= Eleventh All-Ukrainian Congress of Soviets =

1929 congress

The Eleventh All-Ukrainian Congress of Soviets (Всеукраїнський з'їзд Рад) was a congress of Soviets (councils) of workers, peasants, Red-army-men deputies that took place in Kharkiv on May 7 - 15, 1929.

==Composition==
There were 1333 delegates out which 893 had the right to vote.
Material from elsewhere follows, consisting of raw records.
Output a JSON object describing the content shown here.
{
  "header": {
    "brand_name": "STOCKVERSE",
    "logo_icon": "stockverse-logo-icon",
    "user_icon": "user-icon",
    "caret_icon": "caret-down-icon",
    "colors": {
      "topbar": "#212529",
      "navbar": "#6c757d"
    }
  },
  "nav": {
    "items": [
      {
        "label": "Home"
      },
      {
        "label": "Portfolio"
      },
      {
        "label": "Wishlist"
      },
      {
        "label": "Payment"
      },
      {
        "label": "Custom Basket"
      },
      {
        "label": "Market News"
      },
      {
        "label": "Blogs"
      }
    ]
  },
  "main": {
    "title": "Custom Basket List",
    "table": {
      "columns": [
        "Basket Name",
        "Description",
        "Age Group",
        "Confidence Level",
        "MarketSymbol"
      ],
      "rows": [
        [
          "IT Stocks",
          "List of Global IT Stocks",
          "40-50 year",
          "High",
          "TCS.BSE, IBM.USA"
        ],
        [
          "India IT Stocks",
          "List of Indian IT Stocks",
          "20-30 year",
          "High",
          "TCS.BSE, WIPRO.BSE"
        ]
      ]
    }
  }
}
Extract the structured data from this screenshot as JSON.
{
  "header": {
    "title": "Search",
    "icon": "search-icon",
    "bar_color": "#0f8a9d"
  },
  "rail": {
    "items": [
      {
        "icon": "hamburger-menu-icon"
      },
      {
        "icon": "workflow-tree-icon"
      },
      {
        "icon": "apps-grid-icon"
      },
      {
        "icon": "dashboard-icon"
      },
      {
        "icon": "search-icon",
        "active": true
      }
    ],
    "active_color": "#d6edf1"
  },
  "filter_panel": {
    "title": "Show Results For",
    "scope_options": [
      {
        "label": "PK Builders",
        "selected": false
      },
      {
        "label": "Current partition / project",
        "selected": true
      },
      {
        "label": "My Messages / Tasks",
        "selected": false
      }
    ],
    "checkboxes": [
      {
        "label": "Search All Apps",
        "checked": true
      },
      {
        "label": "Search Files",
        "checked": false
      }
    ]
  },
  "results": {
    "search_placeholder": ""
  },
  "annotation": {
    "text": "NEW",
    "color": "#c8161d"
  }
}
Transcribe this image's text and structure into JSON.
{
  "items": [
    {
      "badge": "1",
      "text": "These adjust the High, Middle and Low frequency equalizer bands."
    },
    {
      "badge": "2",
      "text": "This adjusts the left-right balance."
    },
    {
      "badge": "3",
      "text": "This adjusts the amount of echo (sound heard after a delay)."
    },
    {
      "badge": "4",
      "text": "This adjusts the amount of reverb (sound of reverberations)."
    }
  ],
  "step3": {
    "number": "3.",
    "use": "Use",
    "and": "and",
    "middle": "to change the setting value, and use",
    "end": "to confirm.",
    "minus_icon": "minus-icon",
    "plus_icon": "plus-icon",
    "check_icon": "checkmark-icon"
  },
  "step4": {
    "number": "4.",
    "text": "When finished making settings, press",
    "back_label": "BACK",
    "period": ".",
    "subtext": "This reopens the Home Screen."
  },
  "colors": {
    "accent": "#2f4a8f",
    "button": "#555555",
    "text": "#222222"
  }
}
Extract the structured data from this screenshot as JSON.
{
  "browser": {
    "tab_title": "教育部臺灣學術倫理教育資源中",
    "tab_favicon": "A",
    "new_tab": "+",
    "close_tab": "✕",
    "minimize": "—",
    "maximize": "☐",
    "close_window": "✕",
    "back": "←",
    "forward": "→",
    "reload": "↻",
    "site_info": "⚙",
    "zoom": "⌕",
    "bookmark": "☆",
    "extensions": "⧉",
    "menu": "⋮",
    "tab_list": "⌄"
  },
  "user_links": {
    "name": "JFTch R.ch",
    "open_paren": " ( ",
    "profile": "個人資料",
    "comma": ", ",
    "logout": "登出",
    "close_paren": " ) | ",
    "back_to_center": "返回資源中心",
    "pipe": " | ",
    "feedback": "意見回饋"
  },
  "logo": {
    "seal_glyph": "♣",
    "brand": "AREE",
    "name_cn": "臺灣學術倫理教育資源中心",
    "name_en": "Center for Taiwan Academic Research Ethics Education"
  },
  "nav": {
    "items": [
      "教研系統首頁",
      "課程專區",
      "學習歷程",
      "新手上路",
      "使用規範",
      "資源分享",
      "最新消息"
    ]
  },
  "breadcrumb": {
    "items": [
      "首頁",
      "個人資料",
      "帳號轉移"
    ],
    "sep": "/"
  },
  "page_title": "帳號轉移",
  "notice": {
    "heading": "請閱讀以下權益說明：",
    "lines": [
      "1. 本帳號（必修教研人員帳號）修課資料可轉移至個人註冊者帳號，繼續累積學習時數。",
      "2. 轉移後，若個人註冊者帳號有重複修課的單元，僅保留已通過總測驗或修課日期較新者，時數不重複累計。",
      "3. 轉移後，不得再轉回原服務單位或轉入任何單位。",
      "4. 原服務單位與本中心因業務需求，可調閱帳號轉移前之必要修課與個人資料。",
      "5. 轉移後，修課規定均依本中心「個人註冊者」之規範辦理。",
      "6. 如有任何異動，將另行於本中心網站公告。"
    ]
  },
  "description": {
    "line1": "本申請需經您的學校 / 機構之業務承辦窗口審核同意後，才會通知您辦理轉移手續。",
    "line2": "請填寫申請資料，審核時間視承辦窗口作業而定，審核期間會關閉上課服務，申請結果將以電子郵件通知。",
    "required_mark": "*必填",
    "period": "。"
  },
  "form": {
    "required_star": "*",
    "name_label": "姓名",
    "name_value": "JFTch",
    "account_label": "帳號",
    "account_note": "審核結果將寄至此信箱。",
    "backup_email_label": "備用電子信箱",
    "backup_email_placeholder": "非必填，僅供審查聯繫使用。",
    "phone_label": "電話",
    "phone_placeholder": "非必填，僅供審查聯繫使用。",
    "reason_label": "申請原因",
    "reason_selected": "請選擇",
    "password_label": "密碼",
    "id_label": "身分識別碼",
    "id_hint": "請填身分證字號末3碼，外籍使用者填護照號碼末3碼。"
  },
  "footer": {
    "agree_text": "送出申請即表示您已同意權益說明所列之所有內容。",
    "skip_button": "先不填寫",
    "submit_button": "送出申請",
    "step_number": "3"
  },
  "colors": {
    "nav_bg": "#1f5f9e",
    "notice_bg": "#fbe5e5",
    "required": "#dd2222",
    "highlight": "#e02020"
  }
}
Among the delegates there were 937 Communists.

==Agenda==
- Report of government of the Ukrainian SSR
- Report of government of the Soviet Union
- Report about the Five-Year plan development of national economy of Ukraine
- Adoption of the Constitution of the Ukrainian SSR
- Report on situation and perspectives on culture development
- Others

==Decisions==
- Completely approved the work of government of the Ukrainian SSR (Chubar Government) and the Soviet Union
  - including measures in regards to industrialization of the country,
  - noted great achievements in development of industry.

- Reviewed and approved the Five-Year plan development of national economy of Ukraine
- Unanimously adopted the Constitution of the Ukrainian SSR in new edition that reflected significant changes which occurred in the republic since the time of adoption of the 1919 Constitution of the Ukrainian SSR and were caused by creation of the Soviet Union

It elected the new All-Ukrainian Central Executive Committee consisting of 315 members and 110 candidates as well as representatives of the Ukrainian SSR to the Council of Nationalities of the Central Executive Committee of the Soviet Union including 5 members and 2 candidates.